Mazzanti was stopped by police a short time later and identified by the victim.
"Interviews by the deputies and supervisors on scene and a written witness statement completed by the victim do not indicate any racially-motivated comments were made by the suspect prior to, during or after the incident," Mascara told the paper. "However, we are further investigating the incident and detectives will be interviewing the suspect, victim and (an) apparent witness that has now been identified by the Council of Islamic-American Relations."
CAIR said it had asked the local sheriff's office for security following the Orlando attacks at a gay nightclub, which killed 49 and injured 53, in anticipation of anti-Muslim violence.
“This should not have happened. For over two weeks, we have been emphasizing that the community from the Islamic Center of Fort Pierce needs to be offered security from the sheriff’s office,” Wilfredo Amr Ruiz, CAIR-Florida communications director, told the Post. “Unfortunately, our requests were repeatedly ignored.”

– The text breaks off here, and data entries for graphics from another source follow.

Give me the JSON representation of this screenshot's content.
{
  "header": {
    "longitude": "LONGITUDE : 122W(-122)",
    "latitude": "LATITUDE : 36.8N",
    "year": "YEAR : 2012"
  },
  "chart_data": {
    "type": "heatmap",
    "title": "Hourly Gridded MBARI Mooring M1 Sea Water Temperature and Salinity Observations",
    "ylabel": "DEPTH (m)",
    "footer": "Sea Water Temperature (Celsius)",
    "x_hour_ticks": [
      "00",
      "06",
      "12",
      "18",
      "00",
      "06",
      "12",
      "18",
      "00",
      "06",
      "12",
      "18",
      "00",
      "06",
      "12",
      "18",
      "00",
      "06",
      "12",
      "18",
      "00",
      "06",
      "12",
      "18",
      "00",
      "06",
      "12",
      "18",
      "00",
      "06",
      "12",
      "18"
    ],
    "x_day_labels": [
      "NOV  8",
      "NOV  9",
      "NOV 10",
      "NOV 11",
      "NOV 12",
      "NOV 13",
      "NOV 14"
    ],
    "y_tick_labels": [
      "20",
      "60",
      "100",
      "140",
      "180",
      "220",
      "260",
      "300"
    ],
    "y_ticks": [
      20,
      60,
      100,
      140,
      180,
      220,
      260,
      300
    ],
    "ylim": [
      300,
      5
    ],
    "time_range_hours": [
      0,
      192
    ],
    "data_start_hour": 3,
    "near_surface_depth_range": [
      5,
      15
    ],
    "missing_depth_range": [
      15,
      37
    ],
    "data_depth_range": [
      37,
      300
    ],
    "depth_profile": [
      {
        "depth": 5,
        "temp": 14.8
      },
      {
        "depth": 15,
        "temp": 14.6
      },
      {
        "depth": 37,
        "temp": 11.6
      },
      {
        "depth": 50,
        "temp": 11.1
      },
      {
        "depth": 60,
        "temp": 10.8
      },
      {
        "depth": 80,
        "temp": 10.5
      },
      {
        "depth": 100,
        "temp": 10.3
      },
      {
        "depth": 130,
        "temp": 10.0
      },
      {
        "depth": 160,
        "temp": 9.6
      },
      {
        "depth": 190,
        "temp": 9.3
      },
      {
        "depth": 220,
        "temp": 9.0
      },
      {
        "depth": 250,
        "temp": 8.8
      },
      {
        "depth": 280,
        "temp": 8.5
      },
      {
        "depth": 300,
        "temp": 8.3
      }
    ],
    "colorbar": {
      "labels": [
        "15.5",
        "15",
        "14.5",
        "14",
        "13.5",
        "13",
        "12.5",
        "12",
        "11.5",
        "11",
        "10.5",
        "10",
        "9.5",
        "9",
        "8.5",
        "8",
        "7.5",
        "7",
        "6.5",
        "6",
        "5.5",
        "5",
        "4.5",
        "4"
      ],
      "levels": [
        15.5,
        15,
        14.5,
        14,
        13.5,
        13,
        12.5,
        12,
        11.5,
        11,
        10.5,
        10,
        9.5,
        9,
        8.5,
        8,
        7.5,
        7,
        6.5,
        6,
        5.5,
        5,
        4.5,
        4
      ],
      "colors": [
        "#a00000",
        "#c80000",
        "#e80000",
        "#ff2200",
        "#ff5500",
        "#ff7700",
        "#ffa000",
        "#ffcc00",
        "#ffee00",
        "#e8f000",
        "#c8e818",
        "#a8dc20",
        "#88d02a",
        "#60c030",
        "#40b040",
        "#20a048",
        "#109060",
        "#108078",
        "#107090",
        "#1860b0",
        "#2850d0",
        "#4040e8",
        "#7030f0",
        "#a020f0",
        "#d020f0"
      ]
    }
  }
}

The sheriff's office told the Post they don't have the manpower to provide security specific to the mosque but added they reached out to discuss needs in light of the Saturday morning attack. The CAIR spokesman told the Post they had not received the message.
"Muslims are part of the community just like everyone else,” Ruiz told the Post in a Saturday morning statement. “It is his duty and responsibility to ensure the safety of all his citizens.”